Il promontorio di Ancona era già abitato nell'Età del Bronzo antico: in quest'epoca esisteva un villaggio nell'area dell'attuale Campo della Mostra (Piazza Malatesta). Successivamente, nel periodo medio e finale dell'Età del Bronzo, sorse un altro villaggio, sul Montagnolo[4]; i suoi abitanti entrarono presto in contatto con i navigatori micenei, che frequentavano il porto naturale sottostante. Al Montagnolo sono stati infatti ritrovati reperti ceramici micenei che testimoniano i precoci contatti tra il territorio anconitano e la Grecia, e una testina votiva frammentaria in terracotta, che rimanda al culto di Demetra e Kore-Persefone assai praticato a Siracusa, indizio di una possibile area religiosa ancora da individuare sul colle. Nel periodo finale dell'Età del Bronzo, un terzo villaggio si sviluppò sul colle dei Cappuccini ed era di cultura protovillanoviana.

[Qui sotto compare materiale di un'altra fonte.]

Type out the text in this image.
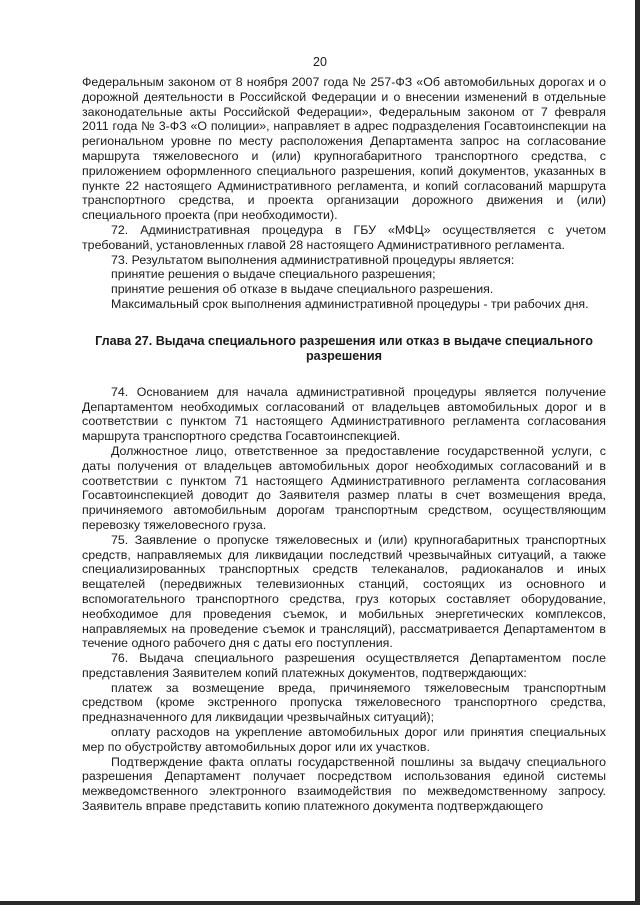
20

Федеральным законом от 8 ноября 2007 года № 257-ФЗ «Об автомобильных дорогах и о дорожной деятельности в Российской Федерации и о внесении изменений в отдельные законодательные акты Российской Федерации», Федеральным законом от 7 февраля 2011 года № 3-ФЗ «О полиции», направляет в адрес подразделения Госавтоинспекции на региональном уровне по месту расположения Департамента запрос на согласование маршрута тяжеловесного и (или) крупногабаритного транспортного средства, с приложением оформленного специального разрешения, копий документов, указанных в пункте 22 настоящего Административного регламента, и копий согласований маршрута транспортного средства, и проекта организации дорожного движения и (или) специального проекта (при необходимости).

72. Административная процедура в ГБУ «МФЦ» осуществляется с учетом требований, установленных главой 28 настоящего Административного регламента.

73. Результатом выполнения административной процедуры является:

принятие решения о выдаче специального разрешения;

принятие решения об отказе в выдаче специального разрешения.

Максимальный срок выполнения административной процедуры - три рабочих дня.

Глава 27. Выдача специального разрешения или отказ в выдаче специального разрешения

74. Основанием для начала административной процедуры является получение Департаментом необходимых согласований от владельцев автомобильных дорог и в соответствии с пунктом 71 настоящего Административного регламента согласования маршрута транспортного средства Госавтоинспекцией.

Должностное лицо, ответственное за предоставление государственной услуги, с даты получения от владельцев автомобильных дорог необходимых согласований и в соответствии с пунктом 71 настоящего Административного регламента согласования Госавтоинспекцией доводит до Заявителя размер платы в счет возмещения вреда, причиняемого автомобильным дорогам транспортным средством, осуществляющим перевозку тяжеловесного груза.

75. Заявление о пропуске тяжеловесных и (или) крупногабаритных транспортных средств, направляемых для ликвидации последствий чрезвычайных ситуаций, а также специализированных транспортных средств телеканалов, радиоканалов и иных вещателей (передвижных телевизионных станций, состоящих из основного и вспомогательного транспортного средства, груз которых составляет оборудование, необходимое для проведения съемок, и мобильных энергетических комплексов, направляемых на проведение съемок и трансляций), рассматривается Департаментом в течение одного рабочего дня с даты его поступления.

76. Выдача специального разрешения осуществляется Департаментом после представления Заявителем копий платежных документов, подтверждающих:

платеж за возмещение вреда, причиняемого тяжеловесным транспортным средством (кроме экстренного пропуска тяжеловесного транспортного средства, предназначенного для ликвидации чрезвычайных ситуаций);

оплату расходов на укрепление автомобильных дорог или принятия специальных мер по обустройству автомобильных дорог или их участков.

Подтверждение факта оплаты государственной пошлины за выдачу специального разрешения Департамент получает посредством использования единой системы межведомственного электронного взаимодействия по межведомственному запросу. Заявитель вправе представить копию платежного документа подтверждающего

Il centro protovillanoviano del Colle dei Cappuccini, poi, continuò a svilupparsi sino all'Età del Ferro, diventando un villaggio piceno. Il suo porto era frequentato dai navigatori greci, fatto che lo rendeva un vero e proprio emporio marittimo greco-piceno[5]. Il centro era costituito da magazzini, strutture portuali e da una serie di edifici abitati da greci che conservavano le proprie tradizioni e, pur non avendo la sovranità del territorio, vivevano in piena autonomia. Gli abitanti autoctoni, dal canto loro, facevano da tramite tra i greci e i mercati dell'entroterra, dove infatti si ritrovano manufatti greci[6].
La necropoli si trovava nei pressi dell'attuale rione Cardeto. Armi, ornamenti femminili e attrezzi di lavoro sono esposti al Museo archeologico nazionale delle Marche.
È noto che fin dall'epoca micenea i greci conoscevano e frequentavano il porto naturale di Ancona, come provano le poche ma significative testimonianze archeologiche ritrovate sul Montagnolo e l'antico culto dell'eroe greco Diomede[4]. Lo Pseudo-Scilace attesta che già almeno nel IV secolo a.C. Ancona era una città (polis) chiamata con il nome greco di Ἀγκών (Ankón, "gomito")[7]. Infatti il nucleo antico di Ancona sorge su un promontorio a forma di gomito piegato, che protegge il porto naturale.
La definitiva grecizzazione del luogo risale allo stesso IV secolo a.C. Fu nel 387 a.C.[8], infatti, che un gruppo di greci provenienti da Siracusa, esuli dalla tirannide di Dionisio I, sbarcarono ad Ancona[9] e fondarono la città sul colle Guasco[10]. Sulla cima del colle, trasformata in acropoli, eressero un tempio dorico dedicato ad Afrodite, i cui resti sono visibili oggi sotto il Duomo di San Ciriaco[11][12]; il tempio destò in seguito l'ammirazione dei Romani, come si ricava da Catullo (Carmi, 36, 11-14) e Giovenale (Satire, 4, 40).
I greci fondatori di Ancona erano in parte discendenti della stirpe dei Dori, e da essi Ancona prese l'appellativo di "città dorica" che ancora oggi la contraddistingue.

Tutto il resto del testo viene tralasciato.